For more on the series:
http://www.uic.edu/jaddams/hull/_programsevents/_upcomingevents/_events/sex+++/sex+++.html

Film list from our first year:
http://clarissethorn.com/blog/2009/01/15/the-sex-positive-documentary-film-list-finally-here/

Lisa Junkin
Education Coordinator
Jane Addams Hull-House Museum
University of Illinois at Chicago
800 S. Halsted Street, M/C 051
Chicago, IL 60607
(312)355-5301
www.hullhousemuseum.org

Jaded's picture

Re-Membering Ties; Re-Forming Bonds

Last week, I read Houria Bouteldja’s essay on Decolonial Feminism And The Privilege Of Solidarity and came away with agreeing with most of it, though there are some big problematic themes hazed over — like the ‘question’ of Islam and feminism co-existing (hint: this shouldn’t take consideration) or even the notion of ‘decolonisation’ mentioned many times in the essay, making it seem as if a ‘decolonial’ state of being is indeed possible (without using time-bubbles that too!) that there will be a time when colonisation will be washed clean from under our skin or given the radical left Maoist thrust of the website, the essay doesn’t mention ‘rescuing’ Marxism from Marx’s colonialism — but all of this disappeared as I read the speaker subverting the concept of ‘solidarity’ — physically and viscerally – by standing in solidarity with White women, which was her way of disrobing White feminists of extending ‘sistersong’. I read, “Solidarity with [insert nationality here]” and impulsively liked how ‘solidarity’ as a privilege was reverted, like Caliban cursing at his master¹, the act of reversing roles was more important than focusing on what she actually implied. Considering the speaker is an activist, her goal was to level the uneven power dichotomy of ‘solidarity’ when practiced by White (Imperial) feminists and possibly for her solidarity ‘ends’ there, and not in likening herself to any White feminists. All of this I knew and acknowledged as I read the essay for the first time; I’ll admit that the Calibanian instinct didn’t die away even after days. So for a while, I started believing that solidarity is a desirable concept when disrobed of imperial and neo-colonial intent and action, even prioritised theory over action so to speak, forgot that my dusty skin cannot be cataloged either way quite this easily.

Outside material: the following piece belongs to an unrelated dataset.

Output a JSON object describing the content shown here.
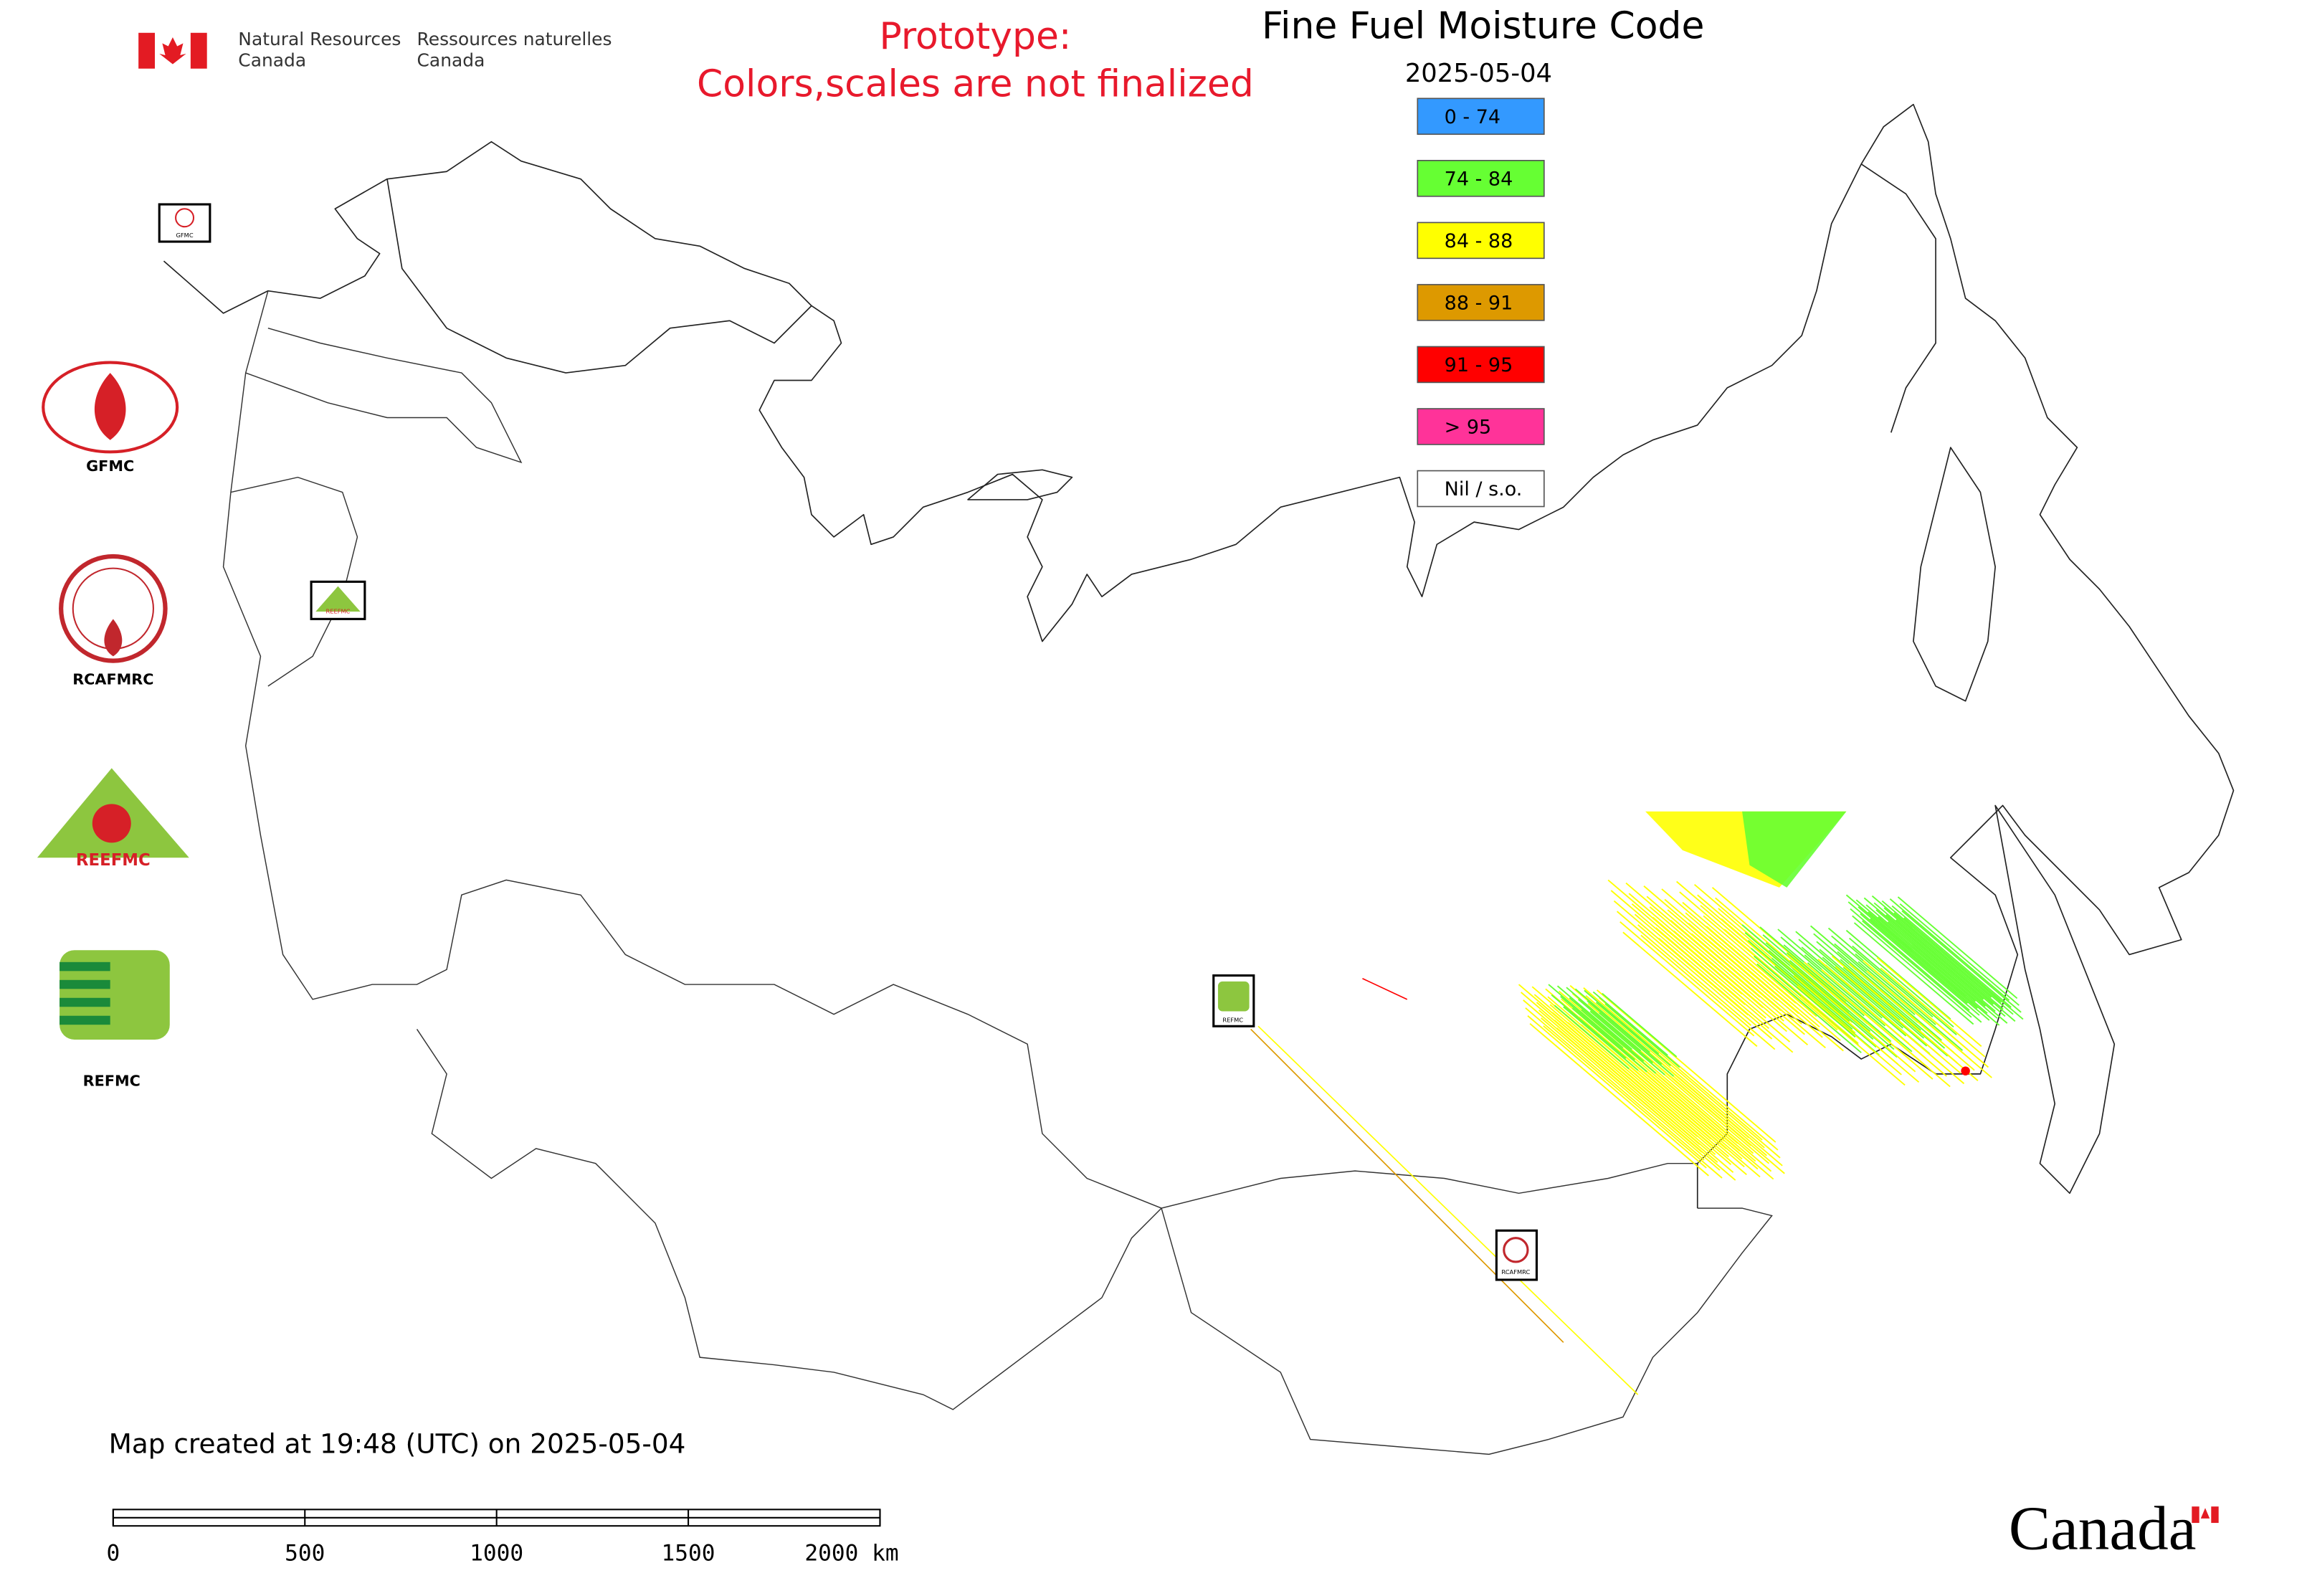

Co-incidentally two days after reading the essay I ended up taking my students to the Prince Of Wales museum for a ‘field visit’ — calling the museum by a glorified Maratha hero’s name doesn’t change where it originates from or that it attests our colonial past — and somehow while constantly saying “no you can’t touch it” and “yes, that’s a naked body, that’s nothing to laugh about!” we were  standing in front of the Ratan Tata wing — yesthose Tata’s – and all the artefacts that came directly from their family heirlooms. One minute I’m telling them to stop giggling at the nude paintings and next moment we come to the section where weapons ‘of the Empire’ are displayed. Rows of guns, whips, knives, pistols — some from the Maratha period, some from the Empire — which were used on ‘natives’; seeing the old Grandfather Clock which still works by London time and finally the cutlery and silverware exposed our (in)visible history. If I were to re-trace ‘that history’, I’d have to look at the gaps and spaces between these narratives and presentations of history, as ‘my’ past is infinitely linked with ‘theirs’. If I were to imagine ‘Indian history’ has a voice, then for the better part of last two centuries it is silenced² judging solely by the artifacts present in the museum, you’d think there were no Indians who lived in India for the time British people hung out here. Had I gone alone to the museum, this would have been the time for me to leave and give in to the crying fit, but my students were around and still wanted to know if those weapons were ever used on us. I must have nodded ‘yes’ as suddenly everyone was quiet for a while. Finally, standing around the creepy, stuffed animals of the Natural History section, one student tells me that his abbujan’s father — great-grandfather that is — used to be a footman to a British naval officer; we don’t look at each other as he wonders out loud if the weapons we saw upstairs were ever used on his abbujan’s father. At that moment — and even today — my first instinct is to cut away all my ties with such a history or a collective past.